Thankfully we regrouped at lunch. Otis had a word in a few ears and our fortunes transformed. False shots appeared, the Saffers looked rattled, and wickets fell regularly as South Africa’s soft underbelly – that’s anyone who bats below de Villiers thus far – threw their wickets away. Two were caught at deep square-leg and there was even a daft run out. Happy days.
However, just as it looked like England might seize control of the match, the lower order wagged and England ran out of steam (it’s tough bowling fast at altitude). Rabada and Morris played their shots and momentum shifted. In my opinion 267-7 is a very competitive score.
South Africa’s taller, faster bowlers should be a handful on this surface. There’s some lateral movement, a hint of pace (although not too much yet), but most importantly it’s occasionally leaping up off a length. Morkel and Viljoen will be licking their lips. They’ll look to hit the splice and target the gloves.
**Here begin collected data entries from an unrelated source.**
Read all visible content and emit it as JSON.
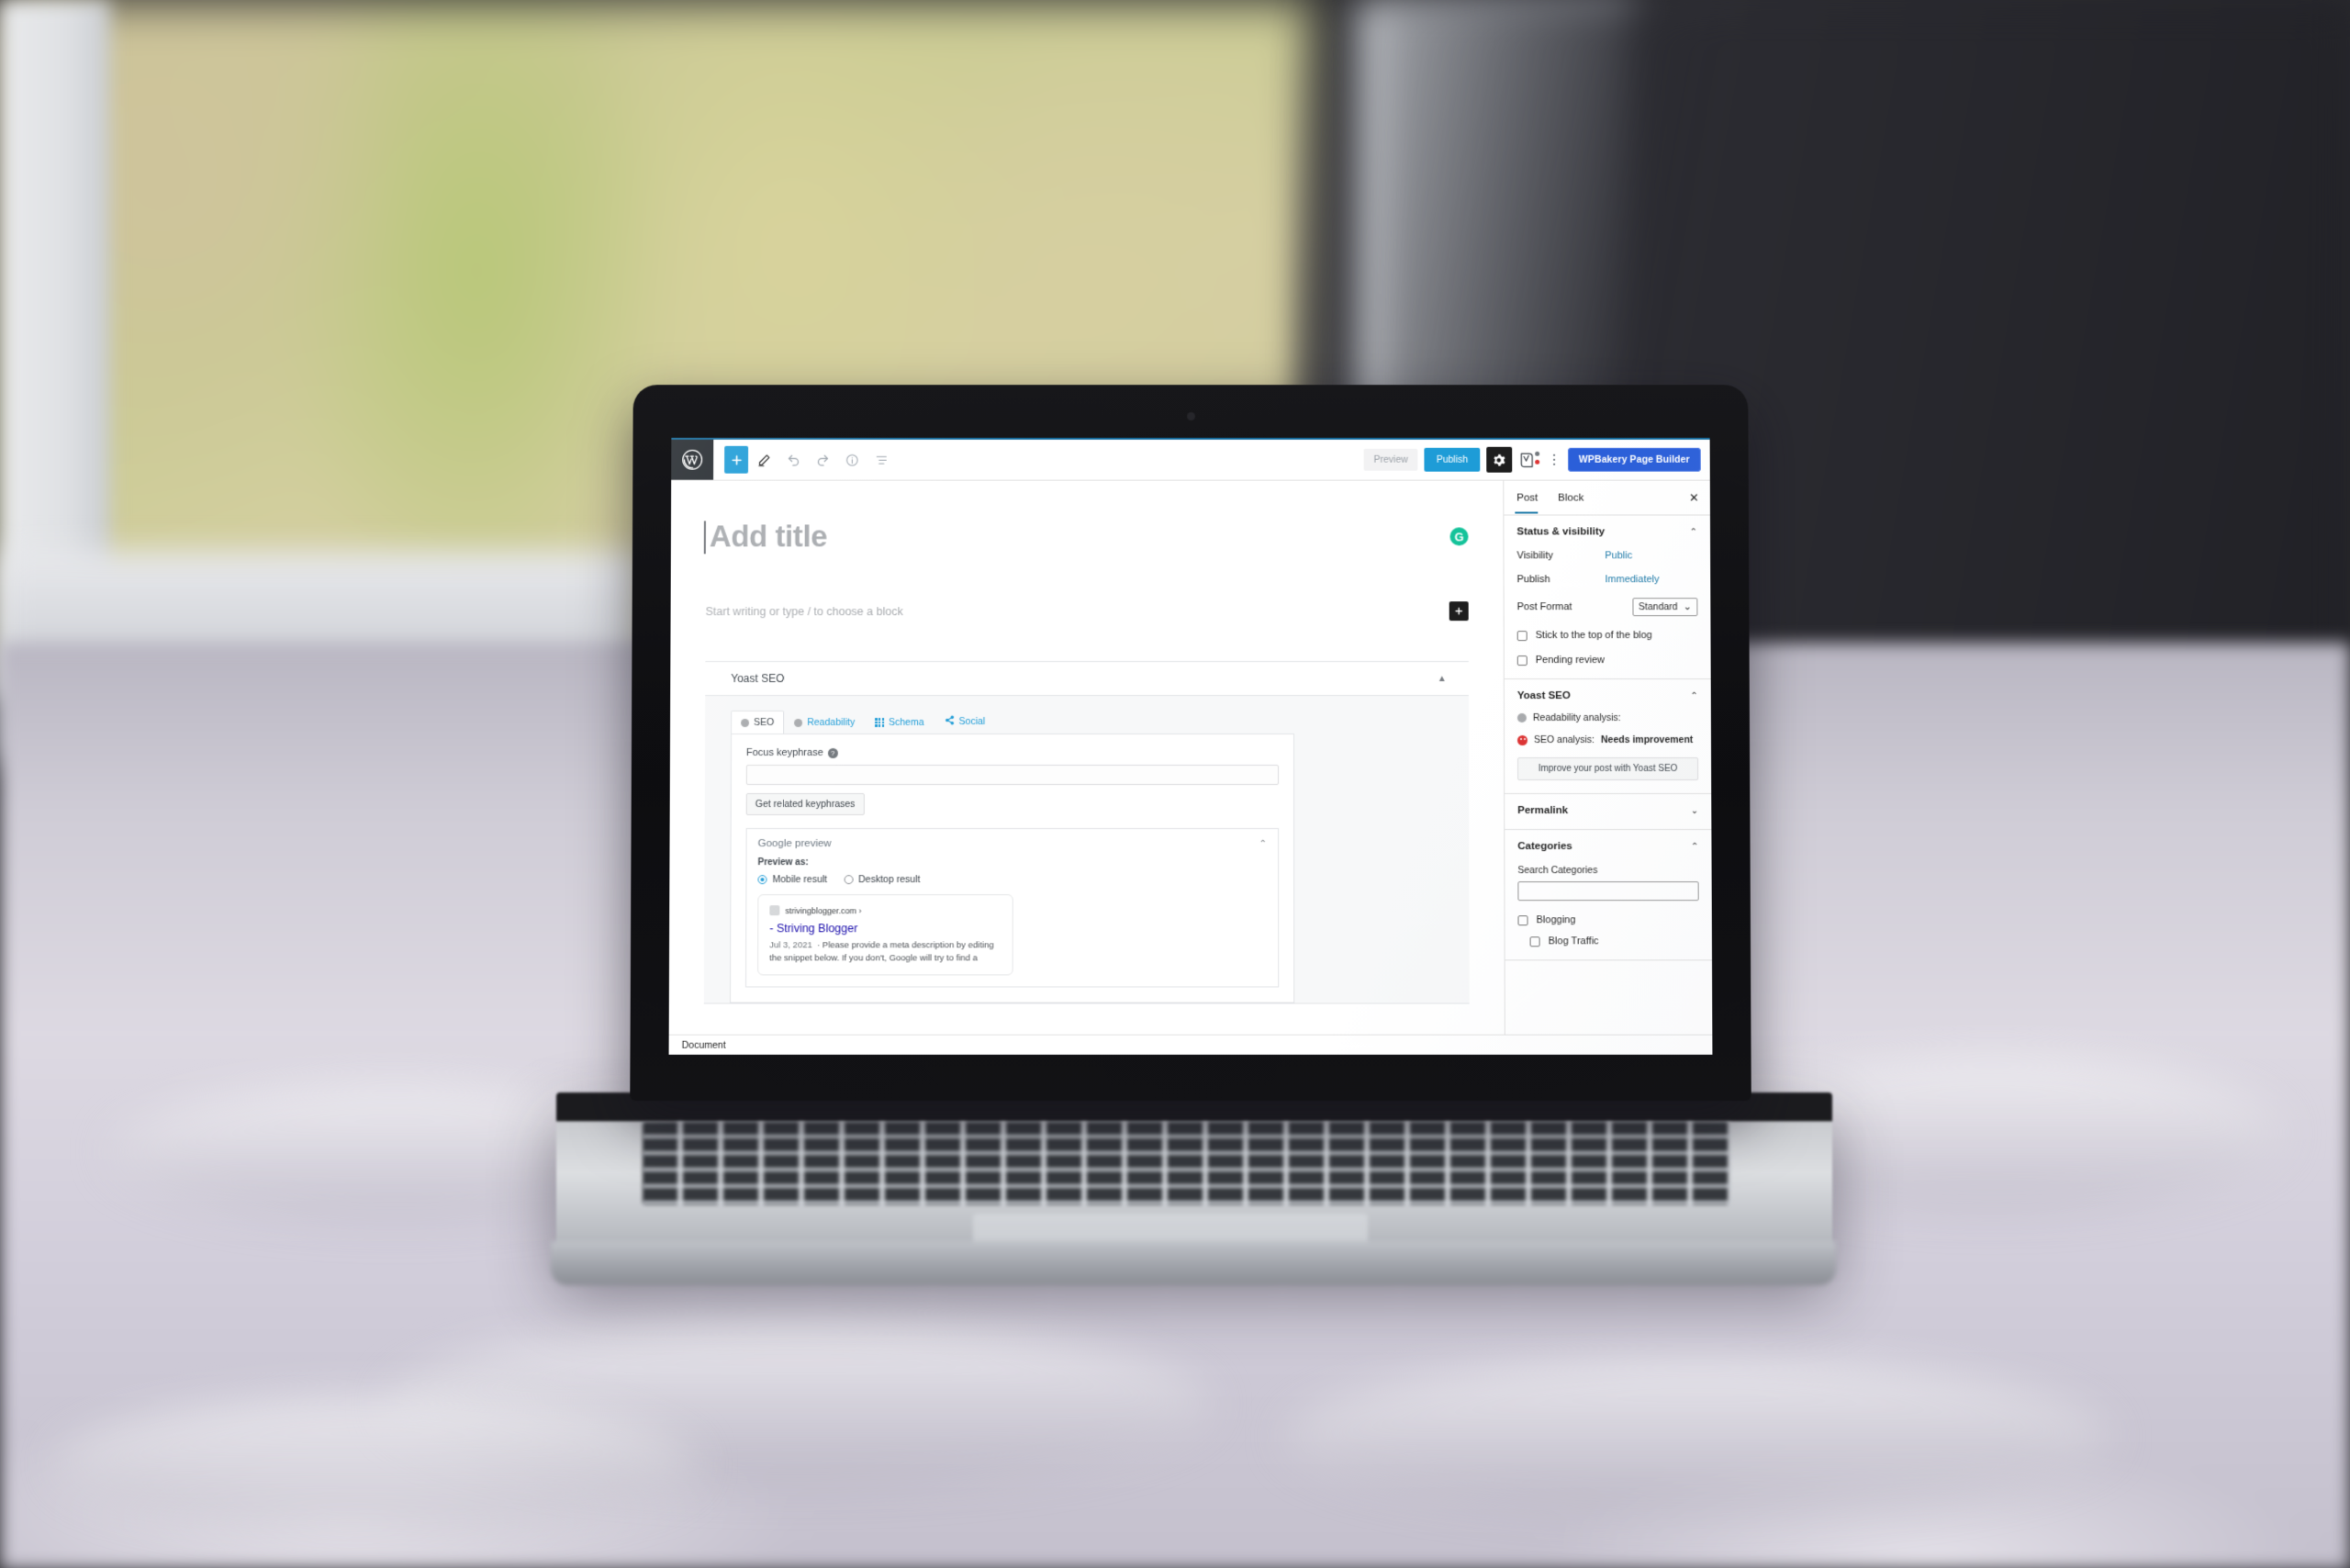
{
  "app": {
    "name": "WordPress Block Editor",
    "logo_icon": "wordpress-logo-icon"
  },
  "toolbar": {
    "add_block_label": "+",
    "add_block_icon": "plus-icon",
    "tools_icon": "pencil-icon",
    "undo_icon": "undo-arrow-icon",
    "redo_icon": "redo-arrow-icon",
    "details_icon": "info-circle-icon",
    "list_view_icon": "list-view-icon",
    "preview_label": "Preview",
    "publish_label": "Publish",
    "settings_icon": "gear-icon",
    "yoast_icon": "yoast-seo-icon",
    "options_icon": "kebab-menu-icon",
    "wpbakery_label": "WPBakery Page Builder"
  },
  "editor": {
    "title_placeholder": "Add title",
    "paragraph_placeholder": "Start writing or type / to choose a block",
    "grammarly_icon": "grammarly-icon",
    "grammarly_glyph": "G",
    "block_insert_icon": "plus-icon"
  },
  "yoast_metabox": {
    "title": "Yoast SEO",
    "collapse_icon": "chevron-up-icon",
    "tabs": [
      {
        "label": "SEO",
        "icon": "seo-score-bullet-icon",
        "active": true
      },
      {
        "label": "Readability",
        "icon": "readability-score-bullet-icon",
        "active": false
      },
      {
        "label": "Schema",
        "icon": "schema-grid-icon",
        "active": false
      },
      {
        "label": "Social",
        "icon": "share-nodes-icon",
        "active": false
      }
    ],
    "focus_keyphrase": {
      "label": "Focus keyphrase",
      "help_icon": "question-mark-icon",
      "help_glyph": "?",
      "value": "",
      "related_button": "Get related keyphrases"
    },
    "google_preview": {
      "title": "Google preview",
      "collapse_icon": "chevron-up-icon",
      "preview_as_label": "Preview as:",
      "options": [
        {
          "label": "Mobile result",
          "selected": true
        },
        {
          "label": "Desktop result",
          "selected": false
        }
      ],
      "snippet": {
        "favicon": "site-favicon-icon",
        "url": "strivingblogger.com ›",
        "title": "- Striving Blogger",
        "date": "Jul 3, 2021",
        "description": "Please provide a meta description by editing the snippet below. If you don't, Google will try to find a"
      }
    }
  },
  "sidebar": {
    "tabs": [
      {
        "label": "Post",
        "active": true
      },
      {
        "label": "Block",
        "active": false
      }
    ],
    "close_icon": "close-icon",
    "close_glyph": "✕",
    "status_visibility": {
      "title": "Status & visibility",
      "collapse_icon": "chevron-up-icon",
      "rows": [
        {
          "label": "Visibility",
          "value": "Public"
        },
        {
          "label": "Publish",
          "value": "Immediately"
        }
      ],
      "post_format": {
        "label": "Post Format",
        "value": "Standard",
        "icon": "chevron-down-icon"
      },
      "checkboxes": [
        {
          "label": "Stick to the top of the blog",
          "checked": false
        },
        {
          "label": "Pending review",
          "checked": false
        }
      ]
    },
    "yoast_seo": {
      "title": "Yoast SEO",
      "collapse_icon": "chevron-up-icon",
      "readability": {
        "label": "Readability analysis:",
        "value": "",
        "icon": "grey-bullet-icon"
      },
      "seo": {
        "label": "SEO analysis:",
        "value": "Needs improvement",
        "icon": "red-frown-icon"
      },
      "improve_button": "Improve your post with Yoast SEO"
    },
    "permalink": {
      "title": "Permalink",
      "collapse_icon": "chevron-down-icon"
    },
    "categories": {
      "title": "Categories",
      "collapse_icon": "chevron-up-icon",
      "search_label": "Search Categories",
      "search_value": "",
      "items": [
        {
          "label": "Blogging",
          "checked": false,
          "indent": false
        },
        {
          "label": "Blog Traffic",
          "checked": false,
          "indent": true
        }
      ]
    }
  },
  "statusbar": {
    "label": "Document"
  },
  "colors": {
    "wp_blue": "#1e9cd7",
    "wp_dark": "#23282d",
    "wpbakery_blue": "#2b5fd9",
    "link_blue": "#1e7aa8",
    "grammarly_green": "#15c39a",
    "error_red": "#dc3232",
    "serp_title_blue": "#1a0dab"
  }
}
However, this pitch still offers something for batters too. It’s not impossible to score runs. South Africa will need to bowl better than England did. Although Finn bowled extremely well – he bowled the ball of the day to dismiss Amla caught behind – Broad was strangely off colour (perhaps a result of the stomach bug that’s going around). Regular readers know that I rate Broad highly but he’s not effective at all unless he’s in good rhythm.
Oddly enough this pitch is offering a little bit of turn too. But that shouldn’t come into play tomorrow. South Africa will hit England with pace – and try to hit us hard. Hales and Compton will need to play extremely well.
I suspect Cook will be the key wicket. I’m a tad concerned about his form – a concern heightened by reports that he’s not looking good in the nets either. The last thing he needs is another prolonged spell of technical difficulties. He’s too important. Hopefully my pessimism is unfounded.
As I said yesterday this test match is a very important one for England. Are we actually improving or not? If we can polish off the tail tomorrow morning, and our batsmen can collectively weather what I expect to be a trial by fire, I think we can answer in the affirmative.
Let’s not think about the alternative scenario.